What Does This Print?

Broken code
Python
class MetricRepository:
    def __init__(self):
        self.metrics = {}

    def add_metric(self, key: str, value: float):
        self.metrics[key] = value

    def add_batch(self, batch_data: dict):
        for k, v in batch_data.items():
            self.add_metric(k, v)

class CountingRepository(MetricRepository):
    def __init__(self):
        super().__init__()
        self.write_count = 0

    def add_metric(self, key: str, value: float):
        self.write_count += 1
        super().add_metric(key, value)

    def add_batch(self, batch_data: dict):
        self.write_count += len(batch_data)
        super().add_batch(batch_data)

repo = CountingRepository()
repo.add_batch({"latency": 12.5, "cpu": 88.0})
print(repo.write_count)
What will the code output for write_count? Will it show 2 because two metrics were added, or something else?

The Output

What actually happens
4

The code outputs 4 instead of 2. The subclass CountingRepository implements add_batch and increments write_count by the collection length (which is 2). It then delegates control to the parent's add_batch via super(). However, the parent's add_batch loops over the keys and calls self.add_metric().

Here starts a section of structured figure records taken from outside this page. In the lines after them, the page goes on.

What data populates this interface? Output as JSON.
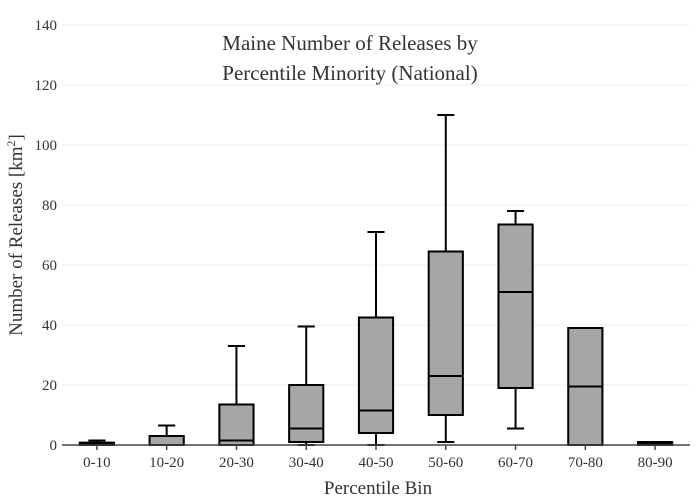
{
  "chart_data": {
    "type": "box",
    "title_lines": [
      "Maine Number of Releases by",
      "Percentile Minority (National)"
    ],
    "xlabel": "Percentile Bin",
    "ylabel": "Number of Releases  [km",
    "ylabel_sup": "2",
    "ylabel_end": "]",
    "ylim": [
      0,
      140
    ],
    "yticks": [
      "0",
      "20",
      "40",
      "60",
      "80",
      "100",
      "120",
      "140"
    ],
    "grid": true,
    "categories": [
      "0-10",
      "10-20",
      "20-30",
      "30-40",
      "40-50",
      "50-60",
      "60-70",
      "70-80",
      "80-90"
    ],
    "boxes": [
      {
        "min": 0,
        "q1": 0,
        "median": 0.5,
        "q3": 0.8,
        "max": 1.5
      },
      {
        "min": 0,
        "q1": 0,
        "median": 0,
        "q3": 3,
        "max": 6.5
      },
      {
        "min": 0,
        "q1": 0,
        "median": 1.5,
        "q3": 13.5,
        "max": 33
      },
      {
        "min": 0,
        "q1": 1,
        "median": 5.5,
        "q3": 20,
        "max": 39.5
      },
      {
        "min": 0,
        "q1": 4,
        "median": 11.5,
        "q3": 42.5,
        "max": 71
      },
      {
        "min": 1,
        "q1": 10,
        "median": 23,
        "q3": 64.5,
        "max": 110
      },
      {
        "min": 5.5,
        "q1": 19,
        "median": 51,
        "q3": 73.5,
        "max": 78
      },
      {
        "min": 0,
        "q1": 0,
        "median": 19.5,
        "q3": 39,
        "max": 39
      },
      {
        "min": 0,
        "q1": 0,
        "median": 0.5,
        "q3": 1,
        "max": 1
      }
    ]
  }
}
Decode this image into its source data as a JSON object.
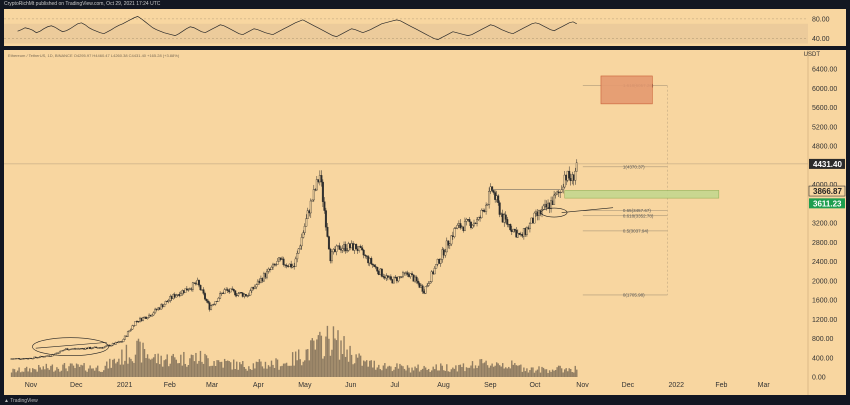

Because of dynamic binding, self points to the subclass, executing the overridden add_metric method and adding another increment for each item.

Why Python Does This

In Python, methods are resolved dynamically at runtime through dynamic dispatch (late binding). When super().add_batch(batch_data) is executed, the context execution pointer self remains tied to the active subclass instance CountingRepository. Consequently, when the parent class's bytecode references self.add_metric, the interpreter starts its lookup at the subclass's namespaces, triggering the subclass method override rather than resolving to its own class definition. This is the classic Fragile Base Class problem.

The Fix

Corrected pattern
Python
# Re-architecting utilizing composition to completely isolate state behaviors
class MetricRepository:
    def __init__(self):
        self.metrics = {}

    def add_metric(self, key: str, value: float):
        self.metrics[key] = value

    def add_batch(self, batch_data: dict):
        for k, v in batch_data.items():
            self.add_metric(k, v)

class CountingRepository:
    def __init__(self, repo: MetricRepository):
        self._repo = repo
        self.write_count = 0

    def add_metric(self, key: str, value: float):
        self.write_count += 1
        self._repo.add_metric(key, value)

    def add_batch(self, batch_data: dict):
        self.write_count += len(batch_data)
        self._repo.add_batch(batch_data)

The fix often involves either re-architecting with composition (e.g., CountingRepository holds a MetricRepository instance) or very carefully designing the inheritance hierarchy to ensure that super() calls lead to non-overlapping responsibilities. Composition isolates concerns and prevents unintended interactions.

How This Fails in Real Systems

An e-commerce order routing agent subclassed a third-party shipping client, overriding validation routines. The base library changed its internal lookup loops to utilize these validated functions, triggering recursive loops and infinite DB query calls that crashed critical order processors during peak trading hours.

Key Takeaway

When building complex behaviors, prefer composition over inheritance to isolate implementation details and avoid unexpected dynamic method dispatch side effects.
Common mistake: Developers using inheritance with method overriding often don't fully anticipate the side effects of calling super() on methods that themselves call other overriden methods, leading to double-counting or unexpected behavior.